Many of you will be familiar with Tetsuya Ishikawa. He's the investment banker who, after a decade at Goldman Sachs and Morgan Stanley, got laid off and started writing for Cif, among other places. His pieces are often reasonable defences of the banking system that kept him and so many other bright young things in telephone number-sized salaries for so long. Yes, he says, people are angry at us – and rightly so – but in the end you lot need us, and the stuff we do. Polite, knowledgeable and well-reasoned, Tetsuya is the acceptable face of Master of the Universedom.
Trouble is, those admirable qualities don't always make for the best blogs. Nor are they essential to writing fiction. Yet that's precisely what Tetsuya has just done: written a novel, about the credit crunch.
That strikes me as a pretty major formatting problem. Of all the things you might want to read from an investment banker who had the proverbial ringside seat during the biggest boom and bust in human history, a novel probably isn't high up the list. An exposé, yes. A polemic, maybe. But a work of literature?
His publishers must have felt the same way. The book bears the confessional title How I Caused the Credit Crunch, and the subtitle: An insider's story of the financial meltdown. On the back, the blurb boasts of "a vivid and personal account of banking excess" and never once lets on that it is fictional. A casual reader might think they were buying a true story, another Liar's Poker perhaps.
And you would need to be a pretty casual reader to get through this book. The protagonist is an Oxford graduate called Andrew Dover who goes into banking (just like Tetusya) and fails to develop any actual characteristics. He is a cipher who wanders through the world of finance, sometimes selling toxic assets, sometimes hanging out with fund managers and other bankers and sometimes visiting lap-dancing bars. And throughout he remains as blank as a videogame character. We never get a sense of what he makes of any of this stuff or what motivates him (apart from money, that is). Dover's head is sent spinning after a boozy night out and a trip to a table-dancing club, and yet this 21-year-old, soft-headed graduate takes to the complex world of syndication of asset-backed securities with complete ease.
There are no real characters; just names. When the author wants to splash a bit of colour on his puppets, he does something does like this: "'This is not an option,' Juergen asserted Germanically." That's right: Juergen is German.
To be fair, Tetsuya never had aspirations to be a novelist.
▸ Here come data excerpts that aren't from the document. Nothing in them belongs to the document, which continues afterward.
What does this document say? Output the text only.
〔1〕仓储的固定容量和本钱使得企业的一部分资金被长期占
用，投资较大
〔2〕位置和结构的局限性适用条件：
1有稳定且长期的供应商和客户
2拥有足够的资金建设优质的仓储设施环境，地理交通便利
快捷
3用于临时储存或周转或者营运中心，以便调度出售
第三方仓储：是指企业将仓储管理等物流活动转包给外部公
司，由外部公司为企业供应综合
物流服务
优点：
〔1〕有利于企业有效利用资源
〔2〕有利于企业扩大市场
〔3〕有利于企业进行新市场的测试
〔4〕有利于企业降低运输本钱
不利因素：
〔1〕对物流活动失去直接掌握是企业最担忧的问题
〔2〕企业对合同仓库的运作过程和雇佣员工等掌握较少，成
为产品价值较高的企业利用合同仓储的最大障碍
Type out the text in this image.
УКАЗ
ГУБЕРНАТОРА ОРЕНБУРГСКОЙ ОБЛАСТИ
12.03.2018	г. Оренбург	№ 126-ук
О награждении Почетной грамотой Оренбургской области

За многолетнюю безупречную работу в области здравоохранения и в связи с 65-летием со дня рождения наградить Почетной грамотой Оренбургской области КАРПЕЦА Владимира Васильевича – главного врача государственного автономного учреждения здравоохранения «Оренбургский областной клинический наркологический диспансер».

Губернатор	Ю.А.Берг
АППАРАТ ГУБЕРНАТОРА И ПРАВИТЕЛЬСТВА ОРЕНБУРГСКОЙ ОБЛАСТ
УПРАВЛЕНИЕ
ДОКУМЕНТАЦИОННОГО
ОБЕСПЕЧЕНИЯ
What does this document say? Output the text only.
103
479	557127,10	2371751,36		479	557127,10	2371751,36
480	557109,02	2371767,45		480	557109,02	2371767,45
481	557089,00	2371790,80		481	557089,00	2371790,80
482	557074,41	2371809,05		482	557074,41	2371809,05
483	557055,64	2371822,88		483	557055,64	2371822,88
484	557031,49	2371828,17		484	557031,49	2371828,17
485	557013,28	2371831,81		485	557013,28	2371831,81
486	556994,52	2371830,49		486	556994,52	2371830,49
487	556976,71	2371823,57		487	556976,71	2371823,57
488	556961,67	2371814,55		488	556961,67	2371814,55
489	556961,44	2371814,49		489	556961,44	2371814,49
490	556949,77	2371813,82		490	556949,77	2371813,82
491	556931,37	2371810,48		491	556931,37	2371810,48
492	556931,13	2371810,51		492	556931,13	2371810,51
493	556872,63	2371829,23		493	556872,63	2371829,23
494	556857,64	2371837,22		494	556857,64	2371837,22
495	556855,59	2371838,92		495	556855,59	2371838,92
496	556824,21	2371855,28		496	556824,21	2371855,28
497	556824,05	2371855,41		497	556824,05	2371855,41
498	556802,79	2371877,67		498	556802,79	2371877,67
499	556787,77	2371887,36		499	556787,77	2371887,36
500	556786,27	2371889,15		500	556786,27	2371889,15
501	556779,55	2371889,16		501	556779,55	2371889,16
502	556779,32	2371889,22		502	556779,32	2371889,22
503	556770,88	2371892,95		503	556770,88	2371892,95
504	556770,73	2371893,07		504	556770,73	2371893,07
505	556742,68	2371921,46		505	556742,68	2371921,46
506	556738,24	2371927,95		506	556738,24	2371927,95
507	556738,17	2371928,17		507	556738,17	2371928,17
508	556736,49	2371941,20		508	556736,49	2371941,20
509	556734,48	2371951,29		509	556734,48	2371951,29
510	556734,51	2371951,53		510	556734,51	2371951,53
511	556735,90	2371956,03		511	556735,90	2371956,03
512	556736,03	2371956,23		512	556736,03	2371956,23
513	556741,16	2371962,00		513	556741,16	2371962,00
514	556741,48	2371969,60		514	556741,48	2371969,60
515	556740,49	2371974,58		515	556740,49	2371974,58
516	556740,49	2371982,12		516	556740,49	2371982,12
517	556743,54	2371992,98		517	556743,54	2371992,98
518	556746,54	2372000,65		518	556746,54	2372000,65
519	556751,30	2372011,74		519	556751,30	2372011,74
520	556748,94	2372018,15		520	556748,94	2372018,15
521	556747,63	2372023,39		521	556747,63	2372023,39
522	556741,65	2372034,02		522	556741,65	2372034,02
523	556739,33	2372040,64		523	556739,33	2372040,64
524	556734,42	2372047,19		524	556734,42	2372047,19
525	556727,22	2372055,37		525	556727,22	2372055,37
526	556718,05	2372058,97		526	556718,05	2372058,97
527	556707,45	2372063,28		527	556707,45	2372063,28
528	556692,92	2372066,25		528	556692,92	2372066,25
In his preface, he rather sweetly details how he began by writing a "very detailed, technically comprehensive and highly informative" book about investment banking that his mother could follow – only to realise it was literary roadkill. His friends advised him to put in all the sleazy bits – the bars, the strippers and the prostitutes – and the result is this banking-by-numbers collage of tittle-tattle and high finance. Yet so many other details of bank life aren't there. The ambient soundtrack of trading floors consists of swear words and bad jokes – yet this book is very light on both.
I rather wish he'd stuck to his guns, because the best bits in this novel are its descriptions of the syndication process, how banks came to focus more and more on spurious innovation and the uneasy relationship between investment bankers and their clients. That may make me a geek, but it's also where the book rang most true.